Investing.com - U.S. economic numbers are doing for oil what the Trump administration’s deal for China couldn’t. Crude futures reached multi-month highs on Tuesday as upbeat U.S. manufacturing and housing figures turned investors' mindsets into risk-on mode.
U.S. West Texas Intermediate pushed toward $61 per barrel the first time since May. U.K. Brent extended beyond $66 to reach a three-month high, after muted activity since Friday’s much-hyped U.S.-China phase one deal announced by the administration.
NYMEX-traded WTI, the U.S. crude benchmark, settled up 73 cents, or 1.2%, to $60.87 per barrel. It earlier reached $60.97, its highest since Sept 17.
ICE-traded Brent, the global oil benchmark, settled up 76 cents, also 1.2%, at $66.10. It earlier hit $66.24, its highest since the mid-September attack on Saudi oil facilities that briefly knocked out about 5% of global crude supply.
Prior to Tuesday, oil bulls had trouble moving the needle on crude prices as the U.S.-China phase one agreement appeared long on promise and short on facts, prompting caution rather than risk.
Crude prices rose after data from the Federal Reserve showed manufacturing output rose more than expected in November, as the end of a strike at General Motors (NYSE:GM) plants boosted auto production.
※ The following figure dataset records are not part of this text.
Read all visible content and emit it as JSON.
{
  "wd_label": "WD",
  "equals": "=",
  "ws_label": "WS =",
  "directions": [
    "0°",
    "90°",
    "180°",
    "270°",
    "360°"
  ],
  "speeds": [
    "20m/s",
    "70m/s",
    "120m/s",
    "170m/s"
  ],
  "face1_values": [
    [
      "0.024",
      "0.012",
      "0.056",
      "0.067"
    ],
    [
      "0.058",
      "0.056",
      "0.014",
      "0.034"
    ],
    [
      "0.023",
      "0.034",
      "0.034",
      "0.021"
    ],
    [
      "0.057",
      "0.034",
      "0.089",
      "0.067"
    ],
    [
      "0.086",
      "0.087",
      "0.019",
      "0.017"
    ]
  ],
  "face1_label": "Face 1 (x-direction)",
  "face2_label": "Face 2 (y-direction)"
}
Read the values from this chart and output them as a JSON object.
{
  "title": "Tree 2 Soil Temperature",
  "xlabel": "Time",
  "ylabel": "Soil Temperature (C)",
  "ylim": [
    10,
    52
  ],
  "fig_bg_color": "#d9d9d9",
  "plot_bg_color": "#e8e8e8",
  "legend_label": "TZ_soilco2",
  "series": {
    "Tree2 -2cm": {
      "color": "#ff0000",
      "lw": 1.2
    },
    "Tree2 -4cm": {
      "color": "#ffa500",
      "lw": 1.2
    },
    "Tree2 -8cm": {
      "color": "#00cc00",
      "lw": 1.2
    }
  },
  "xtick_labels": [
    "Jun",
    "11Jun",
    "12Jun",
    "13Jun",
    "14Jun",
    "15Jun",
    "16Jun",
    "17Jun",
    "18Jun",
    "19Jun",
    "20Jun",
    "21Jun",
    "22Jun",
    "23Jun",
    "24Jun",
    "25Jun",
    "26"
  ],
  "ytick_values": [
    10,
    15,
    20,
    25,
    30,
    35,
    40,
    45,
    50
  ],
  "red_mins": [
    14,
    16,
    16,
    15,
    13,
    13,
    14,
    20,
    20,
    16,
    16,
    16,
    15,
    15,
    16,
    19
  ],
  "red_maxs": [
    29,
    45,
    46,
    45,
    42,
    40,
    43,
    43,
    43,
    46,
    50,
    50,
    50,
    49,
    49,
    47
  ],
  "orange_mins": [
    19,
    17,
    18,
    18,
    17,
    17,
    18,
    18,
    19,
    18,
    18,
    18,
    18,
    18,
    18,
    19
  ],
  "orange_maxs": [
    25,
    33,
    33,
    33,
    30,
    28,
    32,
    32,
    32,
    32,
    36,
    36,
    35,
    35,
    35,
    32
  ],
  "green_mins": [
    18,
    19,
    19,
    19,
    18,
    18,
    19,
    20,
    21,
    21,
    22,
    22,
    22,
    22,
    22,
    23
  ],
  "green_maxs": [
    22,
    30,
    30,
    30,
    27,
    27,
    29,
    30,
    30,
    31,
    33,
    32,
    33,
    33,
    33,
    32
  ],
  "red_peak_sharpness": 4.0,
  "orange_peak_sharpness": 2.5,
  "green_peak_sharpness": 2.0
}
U.S. housing starts also rose more than expected last month, figures showed.
Notwithstanding Tuesday’s rally, traders were also on the lookout for weekly U.S. oil inventory data that would show how demand and supply fared in the most recent week.
The American Petroleum Institute (API) will issue at 4:30 PM a snapshot of what the Energy Information Administration (EIA) will likely report Wednesday as official petroleum supply-demand balances for last week. Analysts surveyed by Investing.com think crude stockpiles may have fallen by as much as 1.3 million barrels for the week ended Dec. 13.
If true, it would be the first crude stockpile drop in two weeks.
In the previous week to Dec. 6, the EIA reported a crude inventory rise of 822,000 barrels versus market expectations for a drop of 2.76 million barrels.